Just in time for a mordant shot at the Easter Number 1, here comes Shackleton again; his last album was a work of necessarily flawed genius - or necessary and flawed or floored genius - it ought to have been everyone’s favourite album of the year but often got a little missed, as if it was just too singular, too far gone, too much. You ought to be ashamed of yourself. Now, that album sort of skittered, drifting across lines, missing beats and breaks, losing itself in the mystery of moments. It was also taaalllkkkyyyyyy whereas this 12" is back to the slightly clipped, voices breaking through, approach of the previous incarnation.

It's less fluttery, more robust, a return to Form (as opposed to a return to form which would demean him and this and is, anyway, duckfuckingly wrong in all ways). This has a sheered off quality, like the inside of a chainsawed cow. It seems likely that in some other version there is more stuff (the other half) but these slices work just perfectly as they are; the small-scale, almost pretty, triangular motifs and lilts of “Silver Keys,” for example, would get lost in a denser soundworld; here they achieve a beautiful simplicity and work as a lovely counterpoint to the rapidly approaching Zulu drums.

You know they are coming, they always come. Here they come. Failing faster, to paraphrase Beckett.

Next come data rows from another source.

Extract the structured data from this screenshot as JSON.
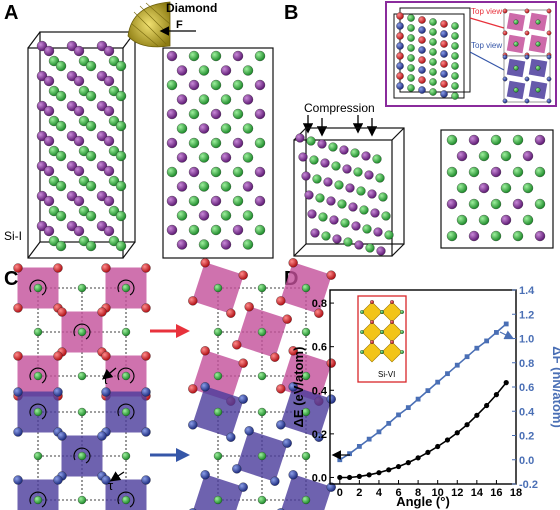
{
  "panels": {
    "a": {
      "label": "A",
      "diamond_label": "Diamond",
      "force_label": "F",
      "phase_label": "Si-I"
    },
    "b": {
      "label": "B",
      "compression_label": "Compression",
      "top_view_1": "Top view",
      "top_view_2": "Top view"
    },
    "c": {
      "label": "C",
      "torque_1": "τ",
      "torque_2": "τ"
    },
    "d": {
      "label": "D",
      "inset_label": "Si-VI"
    }
  },
  "colors": {
    "purple_atom": "#7a2b8f",
    "green_atom": "#2fae3a",
    "red_atom": "#d8262a",
    "blue_atom": "#2c3e9e",
    "pink_square": "#c4509a",
    "violet_square": "#4b3c9c",
    "energy_line": "#000000",
    "force_line": "#4a6fb5",
    "arrow_red": "#e8323c",
    "arrow_blue": "#3556a8"
  },
  "chart_data": {
    "type": "line",
    "xlabel": "Angle (°)",
    "ylabel_left": "ΔE (eV/atom)",
    "ylabel_right": "ΔF (nN/atom)",
    "xlim": [
      -1,
      18
    ],
    "ylim_left": [
      -0.03,
      0.86
    ],
    "ylim_right": [
      -0.2,
      1.4
    ],
    "x_ticks": [
      0,
      2,
      4,
      6,
      8,
      10,
      12,
      14,
      16,
      18
    ],
    "y_ticks_left": [
      0.0,
      0.2,
      0.4,
      0.6,
      0.8
    ],
    "y_ticks_right": [
      -0.2,
      0.0,
      0.2,
      0.4,
      0.6,
      0.8,
      1.0,
      1.2,
      1.4
    ],
    "series": [
      {
        "axis": "left",
        "color": "#000000",
        "x": [
          0,
          1,
          2,
          3,
          4,
          5,
          6,
          7,
          8,
          9,
          10,
          11,
          12,
          13,
          14,
          15,
          16,
          17
        ],
        "y": [
          0.0,
          0.0,
          0.005,
          0.012,
          0.022,
          0.035,
          0.05,
          0.068,
          0.09,
          0.115,
          0.142,
          0.172,
          0.205,
          0.242,
          0.285,
          0.33,
          0.38,
          0.435
        ]
      },
      {
        "axis": "right",
        "color": "#4a6fb5",
        "x": [
          0,
          1,
          2,
          3,
          4,
          5,
          6,
          7,
          8,
          9,
          10,
          11,
          12,
          13,
          14,
          15,
          16,
          17
        ],
        "y": [
          0.0,
          0.05,
          0.11,
          0.17,
          0.23,
          0.3,
          0.37,
          0.43,
          0.5,
          0.57,
          0.64,
          0.71,
          0.78,
          0.85,
          0.92,
          0.98,
          1.05,
          1.12
        ]
      }
    ]
  }
}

I guess this would sit alongside those compilation albums he did in the midst of the first dubstep flush (Shackleton transcended those limitations as quickly as he emerged, holding down beats and bass but using tom toms like holding tanks) and many people will recognise the great thumping hummmmmmmmmmmmmmmmmmmmmmmm that feeds the Shackleton heart. It’s a great sound, one that quickly gets under your skin and genuinely renders his tracks immediately recognisable. This wouldn’t be made by anyone else, which is different and better than couldn't be made by anyone else.

At times, this might even be an exotic lull in the middle of one of the more difficult Orbital albums (0h come on, don't be such a snob; there were diffIcult Orbital albums). I’d like to hear his take on Orbital’s Snivilisation, for instance. I can’t see how that could go wrong. and Someone make this happen, on a triple LP. Certainly, there are tracks (or rather, parts of tracks) that give off a welcome (updated) sniff of some of the other inhabitants of Planet Dog. If some transcendental God-thing managed to turn Eat Static inside out and found they could still play this would be the music it would hear.